Microsoft is preparing to use this week’s Build conference to signal a new phase in its artificial intelligence strategy, according to reporting from The Information. The event is expected to underscore the company’s effort to rely more on its own AI capabilities and less on outside partners.

The shift comes as Microsoft has spent the past several years building its AI business around a close partnership with OpenAI. That arrangement helped Microsoft bring generative AI features into its products early and at scale, especially across its cloud and productivity software. But the company now appears ready to show that it wants more control over the technology stack behind those offerings.

## A push for more control

Microsoft’s move toward what the report frames as AI independence reflects a broader pattern in the industry. Major tech companies have been racing to secure talent, models and infrastructure so they are less exposed to the ambitions of external AI vendors. For Microsoft, that could mean emphasizing its own models, tools and infrastructure more prominently at Build.

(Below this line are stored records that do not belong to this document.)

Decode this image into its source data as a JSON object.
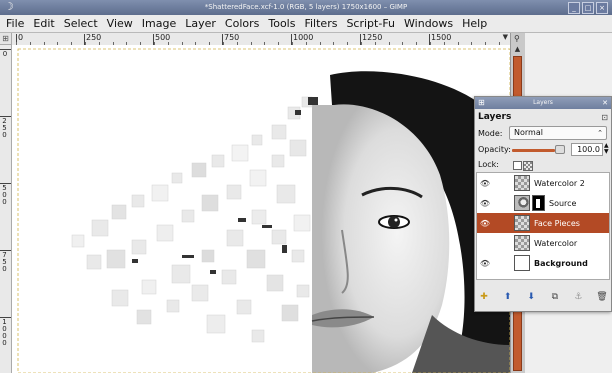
{
  "window": {
    "title": "*ShatteredFace.xcf-1.0 (RGB, 5 layers) 1750x1600 – GIMP",
    "buttons": [
      "_",
      "□",
      "×"
    ]
  },
  "menubar": [
    "File",
    "Edit",
    "Select",
    "View",
    "Image",
    "Layer",
    "Colors",
    "Tools",
    "Filters",
    "Script-Fu",
    "Windows",
    "Help"
  ],
  "hruler": {
    "labels": [
      "0",
      "250",
      "500",
      "750",
      "1000",
      "1250",
      "1500"
    ]
  },
  "vruler": {
    "labels": [
      "0",
      "250",
      "500",
      "750",
      "1000"
    ]
  },
  "layers_dock": {
    "title": "Layers",
    "header": "Layers",
    "mode_label": "Mode:",
    "mode_value": "Normal",
    "opacity_label": "Opacity:",
    "opacity_value": "100.0",
    "opacity_fraction": 1.0,
    "lock_label": "Lock:",
    "layers": [
      {
        "name": "Watercolor 2",
        "visible": true,
        "selected": false,
        "bold": false
      },
      {
        "name": "Source",
        "visible": true,
        "selected": false,
        "bold": false
      },
      {
        "name": "Face Pieces",
        "visible": true,
        "selected": true,
        "bold": false
      },
      {
        "name": "Watercolor",
        "visible": false,
        "selected": false,
        "bold": false
      },
      {
        "name": "Background",
        "visible": true,
        "selected": false,
        "bold": true
      }
    ],
    "toolbar_icons": [
      "new-layer-icon",
      "raise-layer-icon",
      "lower-layer-icon",
      "duplicate-layer-icon",
      "anchor-layer-icon",
      "delete-layer-icon"
    ]
  },
  "colors": {
    "accent": "#b34a25",
    "scrollbar": "#c25b2e",
    "titlebar": "#6f7f9f"
  }
}
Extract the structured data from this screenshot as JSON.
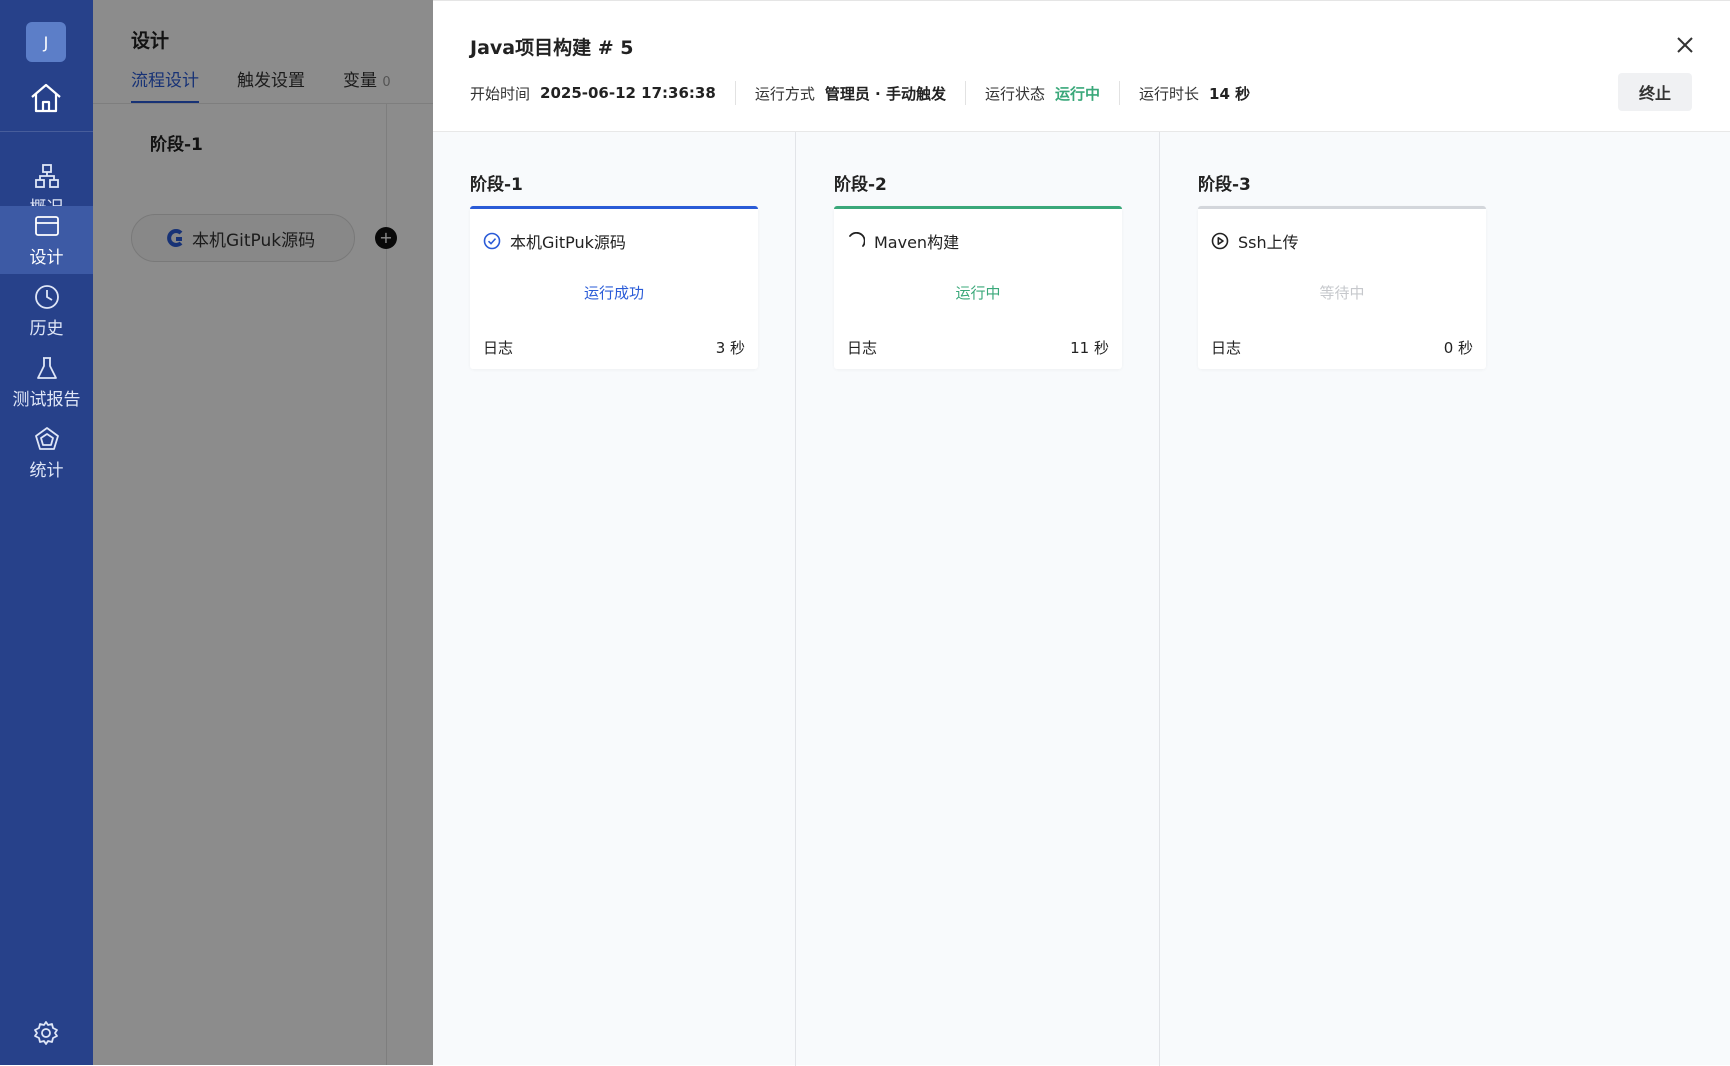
{
  "sidebar": {
    "avatar_letter": "J",
    "items": [
      {
        "label": "概况"
      },
      {
        "label": "设计"
      },
      {
        "label": "历史"
      },
      {
        "label": "测试报告"
      },
      {
        "label": "统计"
      }
    ],
    "active_index": 1,
    "bg_color": "#27418a"
  },
  "background_page": {
    "title": "设计",
    "tabs": [
      {
        "label": "流程设计"
      },
      {
        "label": "触发设置"
      },
      {
        "label": "变量",
        "count": "0"
      }
    ],
    "stage_label": "阶段-1",
    "task_label": "本机GitPuk源码",
    "add_symbol": "+"
  },
  "drawer": {
    "title": "Java项目构建 # 5",
    "meta": {
      "start_time_label": "开始时间",
      "start_time_value": "2025-06-12 17:36:38",
      "run_mode_label": "运行方式",
      "run_mode_value": "管理员 · 手动触发",
      "run_status_label": "运行状态",
      "run_status_value": "运行中",
      "duration_label": "运行时长",
      "duration_value": "14 秒"
    },
    "stop_label": "终止",
    "stages": [
      {
        "title": "阶段-1",
        "task": {
          "name": "本机GitPuk源码",
          "status": "运行成功",
          "log_label": "日志",
          "time": "3 秒",
          "state": "success",
          "icon": "check-circle-icon"
        }
      },
      {
        "title": "阶段-2",
        "task": {
          "name": "Maven构建",
          "status": "运行中",
          "log_label": "日志",
          "time": "11 秒",
          "state": "running",
          "icon": "spinner-icon"
        }
      },
      {
        "title": "阶段-3",
        "task": {
          "name": "Ssh上传",
          "status": "等待中",
          "log_label": "日志",
          "time": "0 秒",
          "state": "waiting",
          "icon": "play-circle-icon"
        }
      }
    ]
  },
  "colors": {
    "primary": "#2a5bd7",
    "success_green": "#3aa87a",
    "waiting_grey": "#c6c8cc"
  }
}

The company has already made significant investments in data centers, chips and software systems designed to support AI products. Highlighting those assets at Build would fit a strategy of presenting Microsoft not just as a distributor of AI from partners, but as a platform provider with its own growing technical foundation.

The conference has traditionally served as Microsoft’s venue for outlining its software roadmap to developers. This year, AI is likely to dominate that agenda. Any emphasis on self-sufficiency would be closely watched by investors and developers trying to understand how Microsoft plans to balance its partnership with OpenAI against its own ambitions.

## Why the timing matters

Microsoft’s greater focus on independence also comes at a moment when the AI market is becoming more competitive. Rivals are investing heavily in their own models and cloud services, while enterprise customers are asking more questions about cost, reliability and control. A more independent AI strategy could help Microsoft reduce reliance on a single partner and give it more flexibility in pricing and product design.

At the same time, Microsoft does not appear to be abandoning outside collaboration entirely. The company has long benefited from alliances that accelerate product development, and AI remains an area where partnerships can provide scale and speed. The likely message from Build is not that Microsoft is turning away from collaboration, but that it wants to strengthen its own position within it.

For developers, the practical takeaway may be that Microsoft will continue weaving AI deeper into its software ecosystem while also expanding the number of ways those features are built and powered. For the wider market, the event could offer an early glimpse of how one of the industry’s biggest buyers of AI is rethinking its dependence on external technology.

If Microsoft uses Build to make that case clearly, the conference may mark a turning point in how the company presents itself in the AI race. Instead of merely being a major partner to other model makers, it may seek to be seen as a more self-reliant force in AI on its own terms.